No kernel image is available for execution on the device: what to do?

I know there are several other questions about this, but obviously none of them helped.
I have the following:

-NVIDIA 960M (cc=5.0)
-pytorch: 2.1.1
-Cuda: 11.8

However,

YOLOv5  2023-12-12 Python-3.9.5 torch-2.1.1+cu118 CUDA:0 (NVIDIA GeForce GTX 960M, 2048MiB)
024-05-22 11:42:51.0616616 [E:onnxruntime:, sequential_executor.cc:514 onnxruntime::ExecuteKernel] Non-zero status code returned while running QuickGelu node. Name:'QuickGelu' 
Status Message: CUDA error cudaErrorNoKernelImageForDevice:no kernel image is available for execution on the device
YoloV5 failed --> Exception raised: [ONNXRuntimeError] : 1 : FAIL : Non-zero status code returned while running QuickGelu node.
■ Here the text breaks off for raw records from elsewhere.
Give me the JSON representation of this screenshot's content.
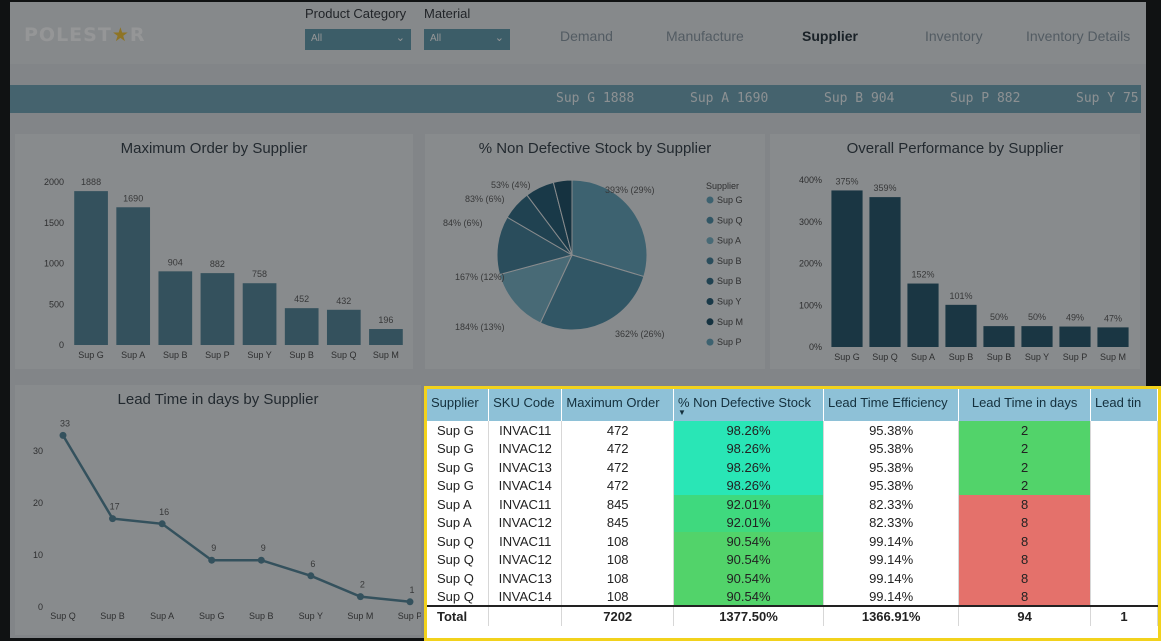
{
  "header": {
    "logo": "POLEST",
    "logo_star": "★",
    "logo_end": "R",
    "filters": [
      {
        "label": "Product Category",
        "value": "All"
      },
      {
        "label": "Material",
        "value": "All"
      }
    ],
    "nav": [
      "Demand",
      "Manufacture",
      "Supplier",
      "Inventory",
      "Inventory Details"
    ],
    "active_nav": "Supplier"
  },
  "ticker": [
    "Sup G 1888",
    "Sup A 1690",
    "Sup B 904",
    "Sup P 882",
    "Sup Y 75"
  ],
  "colors": {
    "bar": "#4f8295",
    "bar_dark": "#1f5067",
    "ticker": "#6ea3b5",
    "highlight": "#f2d21c"
  },
  "chart_data": [
    {
      "type": "bar",
      "title": "Maximum Order by Supplier",
      "categories": [
        "Sup G",
        "Sup A",
        "Sup B",
        "Sup P",
        "Sup Y",
        "Sup B",
        "Sup Q",
        "Sup M"
      ],
      "values": [
        1888,
        1690,
        904,
        882,
        758,
        452,
        432,
        196
      ],
      "ylim": [
        0,
        2000
      ],
      "yticks": [
        "0",
        "500",
        "1000",
        "1500",
        "2000"
      ]
    },
    {
      "type": "pie",
      "title": "% Non Defective Stock by Supplier",
      "slices": [
        {
          "label": "393% (29%)",
          "value": 393
        },
        {
          "label": "362% (26%)",
          "value": 362
        },
        {
          "label": "184% (13%)",
          "value": 184
        },
        {
          "label": "167% (12%)",
          "value": 167
        },
        {
          "label": "84% (6%)",
          "value": 84
        },
        {
          "label": "83% (6%)",
          "value": 83
        },
        {
          "label": "53% (4%)",
          "value": 53
        }
      ],
      "legend_title": "Supplier",
      "legend": [
        "Sup G",
        "Sup Q",
        "Sup A",
        "Sup B",
        "Sup B",
        "Sup Y",
        "Sup M",
        "Sup P"
      ]
    },
    {
      "type": "bar",
      "title": "Overall Performance by Supplier",
      "categories": [
        "Sup G",
        "Sup Q",
        "Sup A",
        "Sup B",
        "Sup B",
        "Sup Y",
        "Sup P",
        "Sup M"
      ],
      "values": [
        375,
        359,
        152,
        101,
        50,
        50,
        49,
        47
      ],
      "labels": [
        "375%",
        "359%",
        "152%",
        "101%",
        "50%",
        "50%",
        "49%",
        "47%"
      ],
      "ylim": [
        0,
        400
      ],
      "yticks": [
        "0%",
        "100%",
        "200%",
        "300%",
        "400%"
      ]
    },
    {
      "type": "line",
      "title": "Lead Time in days by Supplier",
      "categories": [
        "Sup Q",
        "Sup B",
        "Sup A",
        "Sup G",
        "Sup B",
        "Sup Y",
        "Sup M",
        "Sup P"
      ],
      "values": [
        33,
        17,
        16,
        9,
        9,
        6,
        2,
        1
      ],
      "ylim": [
        0,
        35
      ],
      "yticks": [
        "0",
        "10",
        "20",
        "30"
      ]
    }
  ],
  "table": {
    "columns": [
      "Supplier",
      "SKU Code",
      "Maximum Order",
      "% Non Defective Stock",
      "Lead Time Efficiency",
      "Lead Time in days",
      "Lead tin"
    ],
    "sort_indicator": "▼",
    "rows": [
      [
        "Sup G",
        "INVAC11",
        "472",
        "98.26%",
        "95.38%",
        "2",
        ""
      ],
      [
        "Sup G",
        "INVAC12",
        "472",
        "98.26%",
        "95.38%",
        "2",
        ""
      ],
      [
        "Sup G",
        "INVAC13",
        "472",
        "98.26%",
        "95.38%",
        "2",
        ""
      ],
      [
        "Sup G",
        "INVAC14",
        "472",
        "98.26%",
        "95.38%",
        "2",
        ""
      ],
      [
        "Sup A",
        "INVAC11",
        "845",
        "92.01%",
        "82.33%",
        "8",
        ""
      ],
      [
        "Sup A",
        "INVAC12",
        "845",
        "92.01%",
        "82.33%",
        "8",
        ""
      ],
      [
        "Sup Q",
        "INVAC11",
        "108",
        "90.54%",
        "99.14%",
        "8",
        ""
      ],
      [
        "Sup Q",
        "INVAC12",
        "108",
        "90.54%",
        "99.14%",
        "8",
        ""
      ],
      [
        "Sup Q",
        "INVAC13",
        "108",
        "90.54%",
        "99.14%",
        "8",
        ""
      ],
      [
        "Sup Q",
        "INVAC14",
        "108",
        "90.54%",
        "99.14%",
        "8",
        ""
      ]
    ],
    "total": [
      "Total",
      "",
      "7202",
      "1377.50%",
      "1366.91%",
      "94",
      "1"
    ]
  }
}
Name:'QuickGelu' Status Message: CUDA error cudaErrorNoKernelImageForDevice:no kernel image is available for execution on the device

I swear I have no idea on why it’s happening.
The torch version is stable and cuda is supported… what’s going on?

The error seems to be raised by ONNXRuntime so you might want to check their GPU architecture support.